AV-GAN: Attention-Based Varifocal Generative Adversarial Network for Uneven Medical Image Translation
Zexin Li, Yiyang Lin, Zijie Fang, Shuyan Li, Xiu Li
TL;DR
This work tackles histopathology virtual staining by translating H&E slides into MT and PAS stains while preserving tissue structure. It introduces AV-GAN, which combines an Attention-based Key Region Selection Module to target regions with high translation difficulty and a Varifocal Module with dual-resolution generators to separately model global and local features, reinforced by an H channel constraint via $L_H$. The model achieves state-of-the-art performance on H&E→MT and H&E→PAS, improving FID and maintaining structural fidelity as shown by CSS, with ablations confirming the benefits of ignoring parameter sharing, optimal key-region counts, and appropriate region sizes. Practically, this approach enables high-quality virtual staining without repeated staining and holds value for downstream diagnostic tasks and automated analysis in pathology.
Abstract
Different types of staining highlight different structures in organs, thereby assisting in diagnosis. However, due to the impossibility of repeated staining, we cannot obtain different types of stained slides of the same tissue area. Translating the slide that is easy to obtain (e.g., H&E) to slides of staining types difficult to obtain (e.g., MT, PAS) is a promising way to solve this problem. However, some regions are closely connected to other regions, and to maintain this connection, they often have complex structures and are difficult to translate, which may lead to wrong translations.
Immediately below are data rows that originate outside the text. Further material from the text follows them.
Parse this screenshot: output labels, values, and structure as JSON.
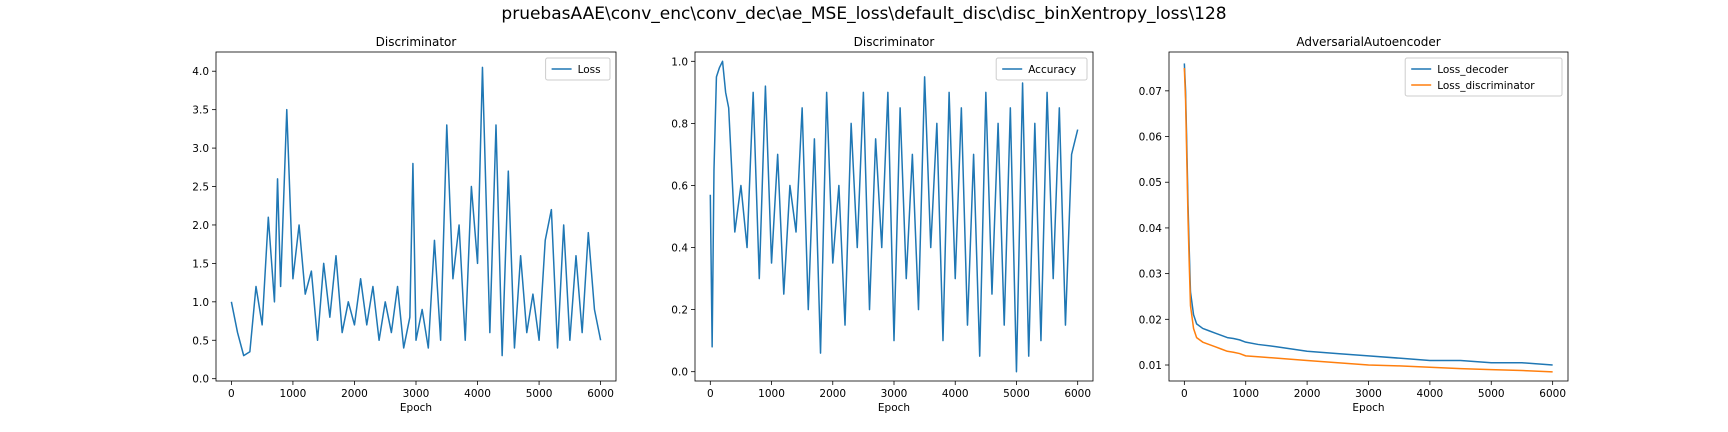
{
  "figure": {
    "title": "pruebasAAE\\conv_enc\\conv_dec\\ae_MSE_loss\\default_disc\\disc_binXentropy_loss\\128"
  },
  "colors": {
    "blue": "#1f77b4",
    "orange": "#ff7f0e"
  },
  "chart_data": [
    {
      "type": "line",
      "title": "Discriminator",
      "xlabel": "Epoch",
      "ylabel": "",
      "xlim": [
        -250,
        6250
      ],
      "ylim": [
        -0.03,
        4.25
      ],
      "xticks": [
        0,
        1000,
        2000,
        3000,
        4000,
        5000,
        6000
      ],
      "yticks": [
        0.0,
        0.5,
        1.0,
        1.5,
        2.0,
        2.5,
        3.0,
        3.5,
        4.0
      ],
      "ytick_labels": [
        "0.0",
        "0.5",
        "1.0",
        "1.5",
        "2.0",
        "2.5",
        "3.0",
        "3.5",
        "4.0"
      ],
      "legend_position": "upper right",
      "series": [
        {
          "name": "Loss",
          "color": "#1f77b4",
          "x": [
            0,
            100,
            200,
            300,
            400,
            500,
            600,
            700,
            750,
            800,
            900,
            1000,
            1100,
            1200,
            1300,
            1400,
            1500,
            1600,
            1700,
            1800,
            1900,
            2000,
            2100,
            2200,
            2300,
            2400,
            2500,
            2600,
            2700,
            2800,
            2900,
            2950,
            3000,
            3100,
            3200,
            3300,
            3400,
            3500,
            3600,
            3700,
            3800,
            3900,
            4000,
            4080,
            4200,
            4300,
            4400,
            4500,
            4600,
            4700,
            4800,
            4900,
            5000,
            5100,
            5200,
            5300,
            5400,
            5500,
            5600,
            5700,
            5800,
            5900,
            6000
          ],
          "y": [
            1.0,
            0.6,
            0.3,
            0.35,
            1.2,
            0.7,
            2.1,
            1.0,
            2.6,
            1.2,
            3.5,
            1.3,
            2.0,
            1.1,
            1.4,
            0.5,
            1.5,
            0.8,
            1.6,
            0.6,
            1.0,
            0.7,
            1.3,
            0.7,
            1.2,
            0.5,
            1.0,
            0.6,
            1.2,
            0.4,
            0.8,
            2.8,
            0.5,
            0.9,
            0.4,
            1.8,
            0.5,
            3.3,
            1.3,
            2.0,
            0.5,
            2.5,
            1.5,
            4.05,
            0.6,
            3.3,
            0.3,
            2.7,
            0.4,
            1.6,
            0.6,
            1.1,
            0.5,
            1.8,
            2.2,
            0.4,
            2.0,
            0.5,
            1.6,
            0.6,
            1.9,
            0.9,
            0.5
          ]
        }
      ]
    },
    {
      "type": "line",
      "title": "Discriminator",
      "xlabel": "Epoch",
      "ylabel": "",
      "xlim": [
        -250,
        6250
      ],
      "ylim": [
        -0.03,
        1.03
      ],
      "xticks": [
        0,
        1000,
        2000,
        3000,
        4000,
        5000,
        6000
      ],
      "yticks": [
        0.0,
        0.2,
        0.4,
        0.6,
        0.8,
        1.0
      ],
      "ytick_labels": [
        "0.0",
        "0.2",
        "0.4",
        "0.6",
        "0.8",
        "1.0"
      ],
      "legend_position": "upper right",
      "series": [
        {
          "name": "Accuracy",
          "color": "#1f77b4",
          "x": [
            0,
            30,
            60,
            100,
            150,
            200,
            250,
            300,
            400,
            500,
            600,
            700,
            800,
            900,
            1000,
            1100,
            1200,
            1300,
            1400,
            1500,
            1600,
            1700,
            1800,
            1900,
            2000,
            2100,
            2200,
            2300,
            2400,
            2500,
            2600,
            2700,
            2800,
            2900,
            3000,
            3100,
            3200,
            3300,
            3400,
            3500,
            3600,
            3700,
            3800,
            3900,
            4000,
            4100,
            4200,
            4300,
            4400,
            4500,
            4600,
            4700,
            4800,
            4900,
            5000,
            5100,
            5200,
            5300,
            5400,
            5500,
            5600,
            5700,
            5800,
            5900,
            6000
          ],
          "y": [
            0.57,
            0.08,
            0.65,
            0.95,
            0.98,
            1.0,
            0.9,
            0.85,
            0.45,
            0.6,
            0.4,
            0.9,
            0.3,
            0.92,
            0.35,
            0.7,
            0.25,
            0.6,
            0.45,
            0.85,
            0.2,
            0.75,
            0.06,
            0.9,
            0.35,
            0.6,
            0.15,
            0.8,
            0.4,
            0.9,
            0.2,
            0.75,
            0.4,
            0.9,
            0.1,
            0.85,
            0.3,
            0.7,
            0.2,
            0.95,
            0.4,
            0.8,
            0.1,
            0.9,
            0.3,
            0.85,
            0.15,
            0.7,
            0.05,
            0.9,
            0.25,
            0.8,
            0.15,
            0.85,
            0.0,
            0.93,
            0.05,
            0.8,
            0.1,
            0.9,
            0.3,
            0.85,
            0.15,
            0.7,
            0.78
          ]
        }
      ]
    },
    {
      "type": "line",
      "title": "AdversarialAutoencoder",
      "xlabel": "Epoch",
      "ylabel": "",
      "xlim": [
        -250,
        6250
      ],
      "ylim": [
        0.0065,
        0.0785
      ],
      "xticks": [
        0,
        1000,
        2000,
        3000,
        4000,
        5000,
        6000
      ],
      "yticks": [
        0.01,
        0.02,
        0.03,
        0.04,
        0.05,
        0.06,
        0.07
      ],
      "ytick_labels": [
        "0.01",
        "0.02",
        "0.03",
        "0.04",
        "0.05",
        "0.06",
        "0.07"
      ],
      "legend_position": "upper right",
      "series": [
        {
          "name": "Loss_decoder",
          "color": "#1f77b4",
          "x": [
            0,
            20,
            40,
            60,
            80,
            100,
            150,
            200,
            300,
            400,
            500,
            600,
            700,
            800,
            900,
            1000,
            1200,
            1500,
            2000,
            2500,
            3000,
            3500,
            4000,
            4500,
            5000,
            5500,
            6000
          ],
          "y": [
            0.076,
            0.07,
            0.058,
            0.045,
            0.035,
            0.026,
            0.021,
            0.019,
            0.018,
            0.0175,
            0.017,
            0.0165,
            0.016,
            0.0158,
            0.0155,
            0.015,
            0.0145,
            0.014,
            0.013,
            0.0125,
            0.012,
            0.0115,
            0.011,
            0.011,
            0.0105,
            0.0105,
            0.01
          ]
        },
        {
          "name": "Loss_discriminator",
          "color": "#ff7f0e",
          "x": [
            0,
            20,
            40,
            60,
            80,
            100,
            150,
            200,
            300,
            400,
            500,
            600,
            700,
            800,
            900,
            1000,
            1200,
            1500,
            2000,
            2500,
            3000,
            3500,
            4000,
            4500,
            5000,
            5500,
            6000
          ],
          "y": [
            0.075,
            0.068,
            0.055,
            0.042,
            0.032,
            0.023,
            0.018,
            0.016,
            0.015,
            0.0145,
            0.014,
            0.0135,
            0.013,
            0.0128,
            0.0125,
            0.012,
            0.0118,
            0.0115,
            0.011,
            0.0105,
            0.01,
            0.0098,
            0.0095,
            0.0092,
            0.009,
            0.0088,
            0.0085
          ]
        }
      ]
    }
  ]
}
In this paper, we propose the Attention-Based Varifocal Generative Adversarial Network (AV-GAN), which solves multiple problems in pathologic image translation tasks, such as uneven translation difficulty in different regions, mutual interference of multiple resolution information, and nuclear deformation. Specifically, we develop an Attention-Based Key Region Selection Module, which can attend to regions with higher translation difficulty. We then develop a Varifocal Module to translate these regions at multiple resolutions. Experimental results show that our proposed AV-GAN outperforms existing image translation methods with two virtual kidney tissue staining tasks and improves FID values by 15.9 and 4.16 respectively in the H&E-MT and H&E-PAS tasks.